England pupil numbers set to top eight million by 2023

Classroom Image copyright Thinkstock
Image caption The increase in pupil numbers has focused on primary schools so far

The number of pupils in England's schools is expected to reach its highest level in almost half a century by 2023, figures show.

The government estimates the number of schoolchildren will top eight million in the next nine years.

There will be an estimated 4.6 million pupils in state primary schools, 9% higher than in 2014.

Secondary pupil numbers are expected to start rising from 2016 - from 2.7 million to 3.2 million in 2023.

The hike in numbers had been fuelled by the birth rate broadly rising since 2002, government statisticians said.

The data suggests there will also be a further 106,000 pupils in special schools and 14,000 in alternative education provision by 2023.

'On track'

The Department for Education projections suggest there will be just over eight million youngsters in England's state schools by 2023, up almost a million from 7.1 million this year.

It is thought that the last time pupil numbers reached these levels was in the mid-1970s.

The new data comes amid a continuing concern about a squeeze on school places, particularly for primary-age children.

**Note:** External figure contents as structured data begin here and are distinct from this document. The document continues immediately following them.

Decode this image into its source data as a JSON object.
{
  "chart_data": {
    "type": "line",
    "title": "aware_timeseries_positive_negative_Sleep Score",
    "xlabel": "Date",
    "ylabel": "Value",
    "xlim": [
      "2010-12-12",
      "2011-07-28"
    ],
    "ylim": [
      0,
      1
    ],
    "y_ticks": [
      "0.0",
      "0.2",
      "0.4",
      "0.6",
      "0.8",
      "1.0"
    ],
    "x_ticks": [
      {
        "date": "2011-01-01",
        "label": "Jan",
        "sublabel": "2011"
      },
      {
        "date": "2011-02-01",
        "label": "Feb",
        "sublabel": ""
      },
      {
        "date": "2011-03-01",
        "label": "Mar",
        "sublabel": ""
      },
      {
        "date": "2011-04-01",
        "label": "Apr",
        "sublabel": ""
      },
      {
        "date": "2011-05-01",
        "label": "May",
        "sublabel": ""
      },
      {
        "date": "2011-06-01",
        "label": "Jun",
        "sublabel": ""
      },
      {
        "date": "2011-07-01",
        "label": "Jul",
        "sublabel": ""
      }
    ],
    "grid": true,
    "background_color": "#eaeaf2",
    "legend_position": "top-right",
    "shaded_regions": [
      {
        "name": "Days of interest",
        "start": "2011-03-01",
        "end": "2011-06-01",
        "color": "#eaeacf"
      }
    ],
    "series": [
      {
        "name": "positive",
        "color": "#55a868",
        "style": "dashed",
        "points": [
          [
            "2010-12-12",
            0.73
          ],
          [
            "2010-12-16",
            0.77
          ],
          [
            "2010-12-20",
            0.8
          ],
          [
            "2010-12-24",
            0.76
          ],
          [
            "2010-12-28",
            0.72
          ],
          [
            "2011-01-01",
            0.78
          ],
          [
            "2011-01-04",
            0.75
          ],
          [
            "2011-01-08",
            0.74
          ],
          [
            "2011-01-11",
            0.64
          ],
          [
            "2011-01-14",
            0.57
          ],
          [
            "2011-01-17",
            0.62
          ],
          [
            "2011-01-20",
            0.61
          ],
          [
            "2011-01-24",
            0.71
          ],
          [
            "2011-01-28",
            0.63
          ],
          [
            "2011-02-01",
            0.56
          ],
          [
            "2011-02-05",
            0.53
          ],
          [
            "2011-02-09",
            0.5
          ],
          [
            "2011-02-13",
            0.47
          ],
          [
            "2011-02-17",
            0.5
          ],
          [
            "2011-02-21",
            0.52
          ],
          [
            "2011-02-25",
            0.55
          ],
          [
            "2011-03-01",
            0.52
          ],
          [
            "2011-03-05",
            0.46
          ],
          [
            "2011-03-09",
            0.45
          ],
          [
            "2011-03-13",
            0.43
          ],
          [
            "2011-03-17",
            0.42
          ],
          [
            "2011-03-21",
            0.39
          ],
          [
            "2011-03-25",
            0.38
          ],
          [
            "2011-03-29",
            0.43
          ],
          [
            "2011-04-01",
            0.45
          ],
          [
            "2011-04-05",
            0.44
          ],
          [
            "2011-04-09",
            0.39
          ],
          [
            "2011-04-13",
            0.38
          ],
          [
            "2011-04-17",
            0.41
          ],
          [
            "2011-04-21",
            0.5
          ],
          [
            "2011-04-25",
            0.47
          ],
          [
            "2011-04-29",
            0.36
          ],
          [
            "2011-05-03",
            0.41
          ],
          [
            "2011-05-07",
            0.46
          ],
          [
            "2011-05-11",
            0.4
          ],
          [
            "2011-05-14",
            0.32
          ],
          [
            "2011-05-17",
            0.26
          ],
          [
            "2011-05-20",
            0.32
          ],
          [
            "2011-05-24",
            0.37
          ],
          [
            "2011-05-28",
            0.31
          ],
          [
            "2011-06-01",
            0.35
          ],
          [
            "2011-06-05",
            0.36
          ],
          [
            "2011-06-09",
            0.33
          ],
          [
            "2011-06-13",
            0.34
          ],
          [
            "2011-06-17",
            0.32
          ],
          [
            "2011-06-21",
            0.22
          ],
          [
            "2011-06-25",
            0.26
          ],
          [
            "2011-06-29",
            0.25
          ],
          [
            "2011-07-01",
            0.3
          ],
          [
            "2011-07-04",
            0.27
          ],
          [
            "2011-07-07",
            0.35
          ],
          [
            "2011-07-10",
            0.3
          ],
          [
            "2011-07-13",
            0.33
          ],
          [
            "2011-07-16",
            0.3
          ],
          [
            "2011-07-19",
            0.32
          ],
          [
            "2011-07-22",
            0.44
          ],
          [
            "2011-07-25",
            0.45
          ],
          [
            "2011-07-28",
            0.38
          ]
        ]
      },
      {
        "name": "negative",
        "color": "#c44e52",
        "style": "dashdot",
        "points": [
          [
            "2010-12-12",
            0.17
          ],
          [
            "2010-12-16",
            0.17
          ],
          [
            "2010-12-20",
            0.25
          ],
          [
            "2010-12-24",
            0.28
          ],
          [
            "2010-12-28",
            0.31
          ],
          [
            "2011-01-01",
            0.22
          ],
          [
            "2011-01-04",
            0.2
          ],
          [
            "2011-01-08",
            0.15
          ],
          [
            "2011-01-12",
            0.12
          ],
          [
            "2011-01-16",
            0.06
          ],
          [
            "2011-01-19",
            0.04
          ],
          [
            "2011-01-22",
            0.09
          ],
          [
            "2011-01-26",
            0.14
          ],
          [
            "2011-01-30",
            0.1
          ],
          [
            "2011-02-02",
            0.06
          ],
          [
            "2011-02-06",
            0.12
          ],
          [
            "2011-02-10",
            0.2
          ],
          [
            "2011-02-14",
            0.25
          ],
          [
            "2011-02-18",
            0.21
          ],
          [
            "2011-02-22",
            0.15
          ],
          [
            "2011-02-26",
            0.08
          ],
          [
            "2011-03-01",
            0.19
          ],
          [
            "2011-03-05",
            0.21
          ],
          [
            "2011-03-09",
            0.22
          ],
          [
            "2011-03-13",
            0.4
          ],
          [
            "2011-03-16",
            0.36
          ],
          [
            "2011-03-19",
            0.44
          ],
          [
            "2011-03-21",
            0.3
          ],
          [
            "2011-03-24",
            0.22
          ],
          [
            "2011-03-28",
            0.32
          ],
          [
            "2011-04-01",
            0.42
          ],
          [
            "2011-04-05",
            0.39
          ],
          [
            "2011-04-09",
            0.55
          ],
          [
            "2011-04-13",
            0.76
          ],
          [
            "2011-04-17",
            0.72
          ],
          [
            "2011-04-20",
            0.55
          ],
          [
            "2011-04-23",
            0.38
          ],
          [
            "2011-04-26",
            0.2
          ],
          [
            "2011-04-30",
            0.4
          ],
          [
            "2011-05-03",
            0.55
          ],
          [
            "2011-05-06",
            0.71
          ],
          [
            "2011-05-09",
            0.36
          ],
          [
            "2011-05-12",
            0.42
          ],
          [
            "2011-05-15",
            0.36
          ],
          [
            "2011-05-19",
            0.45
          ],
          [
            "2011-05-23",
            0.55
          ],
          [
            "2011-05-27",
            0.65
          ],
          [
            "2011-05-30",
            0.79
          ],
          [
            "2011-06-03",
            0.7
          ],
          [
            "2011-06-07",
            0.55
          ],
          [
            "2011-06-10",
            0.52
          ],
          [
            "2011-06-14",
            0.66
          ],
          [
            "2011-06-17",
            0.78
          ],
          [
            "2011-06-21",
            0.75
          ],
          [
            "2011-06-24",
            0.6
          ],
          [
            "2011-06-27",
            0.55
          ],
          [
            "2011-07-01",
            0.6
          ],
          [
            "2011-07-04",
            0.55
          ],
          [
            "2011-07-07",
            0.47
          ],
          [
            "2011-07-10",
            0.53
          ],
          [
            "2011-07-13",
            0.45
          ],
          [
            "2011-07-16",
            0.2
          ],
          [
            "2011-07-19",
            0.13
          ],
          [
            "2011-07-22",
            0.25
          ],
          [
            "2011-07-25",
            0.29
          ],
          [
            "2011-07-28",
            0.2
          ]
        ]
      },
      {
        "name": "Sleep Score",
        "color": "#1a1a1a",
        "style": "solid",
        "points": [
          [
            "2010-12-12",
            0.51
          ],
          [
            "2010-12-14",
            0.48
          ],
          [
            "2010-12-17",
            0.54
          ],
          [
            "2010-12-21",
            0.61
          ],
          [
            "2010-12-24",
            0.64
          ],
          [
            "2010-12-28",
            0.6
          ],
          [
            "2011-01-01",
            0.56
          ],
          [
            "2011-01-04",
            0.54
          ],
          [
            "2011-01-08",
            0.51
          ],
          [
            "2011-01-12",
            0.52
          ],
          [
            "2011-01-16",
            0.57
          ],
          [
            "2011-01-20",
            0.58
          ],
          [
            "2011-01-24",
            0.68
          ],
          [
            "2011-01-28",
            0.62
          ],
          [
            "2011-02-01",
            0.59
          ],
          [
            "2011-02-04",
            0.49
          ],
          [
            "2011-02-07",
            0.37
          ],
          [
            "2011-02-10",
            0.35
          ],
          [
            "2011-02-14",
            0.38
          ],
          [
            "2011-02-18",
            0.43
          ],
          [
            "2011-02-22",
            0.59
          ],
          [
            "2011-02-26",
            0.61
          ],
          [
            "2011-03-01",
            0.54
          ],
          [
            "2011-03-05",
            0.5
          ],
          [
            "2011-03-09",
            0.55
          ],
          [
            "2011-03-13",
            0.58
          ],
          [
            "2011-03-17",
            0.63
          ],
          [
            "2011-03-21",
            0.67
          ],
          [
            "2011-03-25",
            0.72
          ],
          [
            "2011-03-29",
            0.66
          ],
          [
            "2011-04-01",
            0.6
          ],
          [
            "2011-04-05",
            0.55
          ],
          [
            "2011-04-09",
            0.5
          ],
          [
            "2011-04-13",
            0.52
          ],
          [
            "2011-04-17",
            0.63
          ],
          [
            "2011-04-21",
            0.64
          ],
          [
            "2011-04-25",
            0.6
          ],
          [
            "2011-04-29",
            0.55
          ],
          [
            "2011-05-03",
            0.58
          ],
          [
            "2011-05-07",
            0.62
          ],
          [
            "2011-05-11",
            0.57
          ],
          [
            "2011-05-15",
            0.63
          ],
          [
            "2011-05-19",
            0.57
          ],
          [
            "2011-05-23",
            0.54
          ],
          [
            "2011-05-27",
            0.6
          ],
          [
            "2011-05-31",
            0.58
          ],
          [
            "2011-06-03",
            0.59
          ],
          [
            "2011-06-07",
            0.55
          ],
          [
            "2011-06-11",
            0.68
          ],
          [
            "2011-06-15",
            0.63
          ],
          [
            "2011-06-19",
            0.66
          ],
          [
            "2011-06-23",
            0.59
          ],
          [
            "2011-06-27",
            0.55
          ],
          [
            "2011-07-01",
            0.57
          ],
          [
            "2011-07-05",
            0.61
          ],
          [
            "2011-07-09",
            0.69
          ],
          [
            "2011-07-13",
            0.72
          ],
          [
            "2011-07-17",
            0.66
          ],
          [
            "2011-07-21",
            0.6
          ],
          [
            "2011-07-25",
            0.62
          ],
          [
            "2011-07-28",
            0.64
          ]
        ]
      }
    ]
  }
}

Last year, a study by the National Audit Office (NAO) warned an estimated extra 256,000 primary and secondary school places would be needed by September 2014.

Of these, 240,000 are required in primary schools, with more than a third (37%) needed in London alone.

A DfE spokeswoman said local councils were on track to create enough school places for this coming September.

She added: "Ensuring enough school places for the growing population is one of our top priorities.

"That is why we have more than doubled to £5bn the funding available to councils to create new school places, and are allowing good schools to expand without the restrictions and bureaucracy they faced in the past.

"This has already led to the creation of 260,000 new school places across the country.

"Under this government nearly 80% of new primary places created are in good or outstanding schools."

She added that 212,000 new primary places had been created between May 2010 and May 2013.

The Association of Teachers and Lecturers' director of economic strategy and negotiations, Martin Freedman, said the new Education Secretary, Nicky Morgan, would be judged on whether parents could get their children into a school of their choice and whether there were enough high quality teachers in those schools.

"The latest estimate that there will be almost a million more pupils by 2023 will make both of these areas much more difficult to manage," he said.